Shao Xiongjun, Zhou Jilai, Olson Daniel G, Lynd Lee R
14 Engineering Drive, Thayer School of Engineering, Dartmouth College, Hanover, NH 03755 USA ; DOE BioEnergy Science Center, Oak Ridge National Laboratory, Oak Ridge, TN 37831 USA.
Biotechnol Biofuels. 2016 May 4;9:100. doi: 10.1186/s13068-016-0514-1. eCollection 2016.
Thermoanaerobacter ethanolicus produces a considerable amount of ethanol from a range of carbohydrates and is an attractive candidate for applications in bioconversion processes. A genetic system with reusable selective markers would be useful for deleting acid production pathways as well as other genetic modifications.
The thymidine kinase (tdk) gene was deleted from T. ethanolicus JW200 to allow it to be used as a selectable marker, resulting in strain X20. Deletion of the tdk gene reduced growth rate by 20 %; however, this could be reversed by reintroducing the tdk gene (strain X20C). The tdk and high-temperature kanamycin (htk) markers were tested by using them to delete lactate dehydrogenase (ldh). During positive selection of ldh knockouts in strain X20 on kanamycin agar plates, six out of seven picked colonies were verified transformants. Deletion of ldh reduced lactic acid production by 90 %. The tdk and 5-fluoro-2'-deoxyuridine (FUDR) combination worked reliably as demonstrated by successful tdk removal in all 21 colonies tested.
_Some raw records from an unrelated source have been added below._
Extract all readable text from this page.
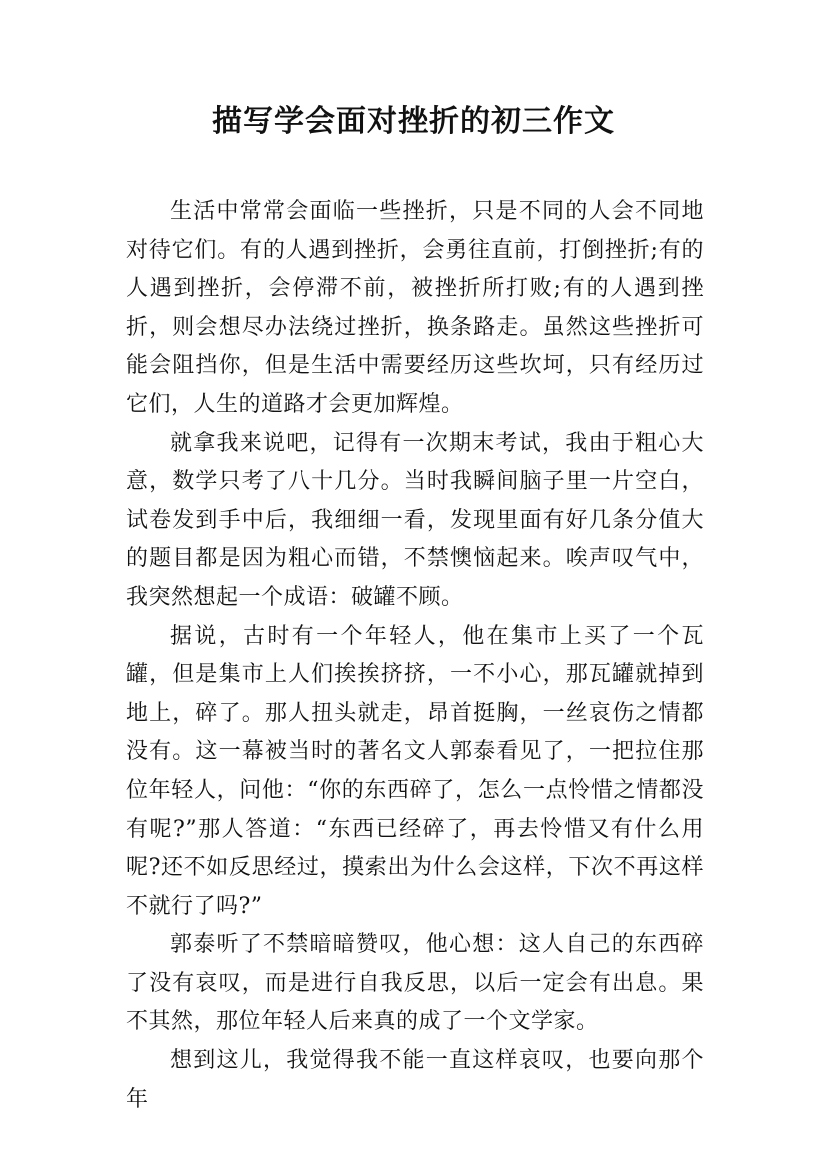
描写学会面对挫折的初三作文

生活中常常会面临一些挫折，只是不同的人会不同地对待它们。有的人遇到挫折，会勇往直前，打倒挫折;有的人遇到挫折，会停滞不前，被挫折所打败;有的人遇到挫折，则会想尽办法绕过挫折，换条路走。虽然这些挫折可能会阻挡你，但是生活中需要经历这些坎坷，只有经历过它们，人生的道路才会更加辉煌。

就拿我来说吧，记得有一次期末考试，我由于粗心大意，数学只考了八十几分。当时我瞬间脑子里一片空白，试卷发到手中后，我细细一看，发现里面有好几条分值大的题目都是因为粗心而错，不禁懊恼起来。唉声叹气中，我突然想起一个成语：破罐不顾。

据说，古时有一个年轻人，他在集市上买了一个瓦罐，但是集市上人们挨挨挤挤，一不小心，那瓦罐就掉到地上，碎了。那人扭头就走，昂首挺胸，一丝哀伤之情都没有。这一幕被当时的著名文人郭泰看见了，一把拉住那位年轻人，问他：“你的东西碎了，怎么一点怜惜之情都没有呢?”那人答道：“东西已经碎了，再去怜惜又有什么用呢?还不如反思经过，摸索出为什么会这样，下次不再这样不就行了吗?”

郭泰听了不禁暗暗赞叹，他心想：这人自己的东西碎了没有哀叹，而是进行自我反思，以后一定会有出息。果不其然，那位年轻人后来真的成了一个文学家。

想到这儿，我觉得我不能一直这样哀叹，也要向那个年
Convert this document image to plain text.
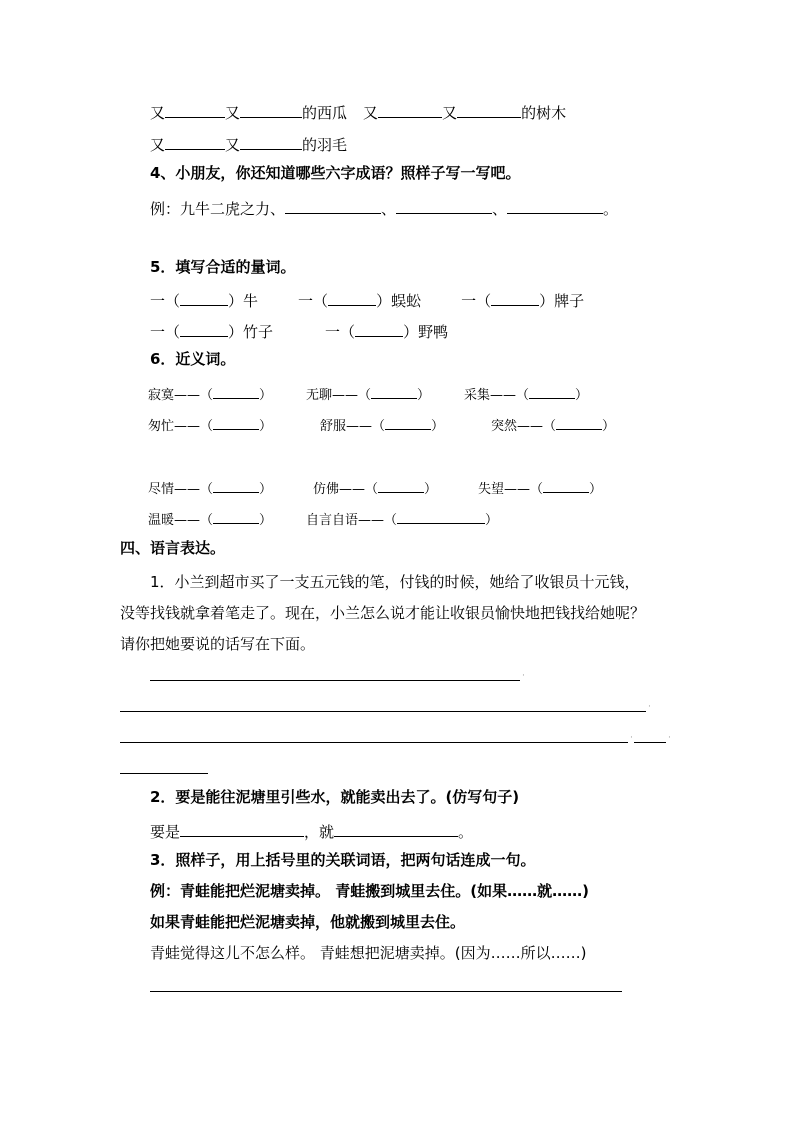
又	又	的西瓜 又	又	的树木
又	又	的羽毛
4、小朋友，你还知道哪些六字成语？照样子写一写吧。
例：九牛二虎之力、	、	、	。
5．填写合适的量词。
一（	）牛	一（	）蜈蚣	一（	）牌子
一（	）竹子	一（	）野鸭
6．近义词。
寂寞——（	）	无聊——（	）	采集——（	）
匆忙——（	）	舒服——（	）	突然——（	）
尽情——（	）	仿佛——（	）	失望——（	）
温暖——（	）	自言自语——（	）
四、语言表达。
1．小兰到超市买了一支五元钱的笔，付钱的时候，她给了收银员十元钱，
没等找钱就拿着笔走了。现在，小兰怎么说才能让收银员愉快地把钱找给她呢？
请你把她要说的话写在下面。
·
·
·	·
2．要是能往泥塘里引些水，就能卖出去了。(仿写句子)
要是	，就	。
3．照样子，用上括号里的关联词语，把两句话连成一句。
例：青蛙能把烂泥塘卖掉。 青蛙搬到城里去住。(如果……就……)
如果青蛙能把烂泥塘卖掉，他就搬到城里去住。
青蛙觉得这儿不怎么样。 青蛙想把泥塘卖掉。(因为……所以……)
A gene deletion and integration system with reusable markers has been developed for Thermoanaerobacter ethanolicus JW200 with positive selection on kanamycin and negative selection on FUDR. Gene deletion was demonstrated by ldh gene deletion and gene integration was demonstrated by re-integration of the tdk gene. Transformation via a natural competence protocol could use DNA PCR products amplified directly from Gibson Assembly mixture for efficient genetic modification.
嗜热栖热放线菌能利用多种碳水化合物大量生产乙醇,是生物转化过程中颇具吸引力的候选菌株。具有可重复使用选择标记的遗传系统对于删除产酸途径以及进行其他基因改造很有用。
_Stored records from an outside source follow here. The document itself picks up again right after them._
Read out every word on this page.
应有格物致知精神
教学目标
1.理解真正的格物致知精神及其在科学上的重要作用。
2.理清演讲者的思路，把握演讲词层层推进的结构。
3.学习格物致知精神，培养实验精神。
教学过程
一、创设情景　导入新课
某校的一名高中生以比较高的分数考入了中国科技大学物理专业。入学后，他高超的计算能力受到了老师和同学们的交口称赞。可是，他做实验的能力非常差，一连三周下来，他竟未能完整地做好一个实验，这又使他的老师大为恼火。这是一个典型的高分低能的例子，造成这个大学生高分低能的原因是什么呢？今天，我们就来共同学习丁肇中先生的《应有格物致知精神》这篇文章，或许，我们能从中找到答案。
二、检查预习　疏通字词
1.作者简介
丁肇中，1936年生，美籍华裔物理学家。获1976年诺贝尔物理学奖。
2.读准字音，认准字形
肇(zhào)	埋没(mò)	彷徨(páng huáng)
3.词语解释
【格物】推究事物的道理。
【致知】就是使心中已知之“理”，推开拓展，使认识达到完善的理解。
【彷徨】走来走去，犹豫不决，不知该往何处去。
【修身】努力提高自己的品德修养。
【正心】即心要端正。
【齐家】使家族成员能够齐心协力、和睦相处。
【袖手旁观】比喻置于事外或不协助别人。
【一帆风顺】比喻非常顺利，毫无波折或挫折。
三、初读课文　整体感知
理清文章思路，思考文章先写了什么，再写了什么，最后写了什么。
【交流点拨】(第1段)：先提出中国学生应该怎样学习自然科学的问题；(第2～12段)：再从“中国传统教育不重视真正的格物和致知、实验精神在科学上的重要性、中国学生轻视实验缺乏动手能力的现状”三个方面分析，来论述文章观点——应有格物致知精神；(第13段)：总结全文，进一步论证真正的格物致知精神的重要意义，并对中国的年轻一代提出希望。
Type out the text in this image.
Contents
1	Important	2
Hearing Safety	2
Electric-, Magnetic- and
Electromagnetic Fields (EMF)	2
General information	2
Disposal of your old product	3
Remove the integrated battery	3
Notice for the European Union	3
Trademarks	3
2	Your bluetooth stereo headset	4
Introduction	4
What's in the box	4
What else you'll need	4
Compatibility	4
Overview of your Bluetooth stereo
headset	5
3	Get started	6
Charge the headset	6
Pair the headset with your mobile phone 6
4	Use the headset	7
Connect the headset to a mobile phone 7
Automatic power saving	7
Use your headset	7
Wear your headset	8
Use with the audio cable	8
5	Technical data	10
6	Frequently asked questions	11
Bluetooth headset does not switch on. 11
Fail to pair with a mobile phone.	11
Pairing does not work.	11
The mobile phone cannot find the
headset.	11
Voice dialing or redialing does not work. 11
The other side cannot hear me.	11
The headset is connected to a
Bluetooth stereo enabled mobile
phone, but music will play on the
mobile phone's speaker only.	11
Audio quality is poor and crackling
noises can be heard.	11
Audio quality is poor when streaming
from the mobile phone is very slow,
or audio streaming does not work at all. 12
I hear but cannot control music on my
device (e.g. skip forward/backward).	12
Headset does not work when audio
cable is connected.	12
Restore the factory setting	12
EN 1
从嗜热栖热放线菌JW200中删除胸苷激酶(tdk)基因,使其可作为选择标记,得到菌株X20。tdk基因的缺失使生长速率降低了20%;然而,通过重新引入tdk基因(菌株X20C)可使其恢复。通过利用tdk和高温卡那霉素(htk)标记删除乳酸脱氢酶(ldh)来进行测试。在菌株X20的ldh基因敲除在卡那霉素琼脂平板上进行阳性选择期间,挑选的7个菌落中有6个被证实为转化体。ldh基因的缺失使乳酸产量降低了90%。tdk和5-氟-2'-脱氧尿苷(FUDR)组合的效果可靠,如在所有测试的21个菌落中tdk成功去除所证明的那样。
已为嗜热栖热放线菌JW200开发了一种具有可重复使用标记的基因缺失和整合系统,在卡那霉素上进行阳性选择,在FUDR上进行阴性选择。通过ldh基因缺失证明了基因缺失,通过tdk基因的重新整合证明了基因整合。通过自然感受态方案进行的转化可以使用直接从吉布森组装混合物中扩增的DNA PCR产物进行高效的基因改造。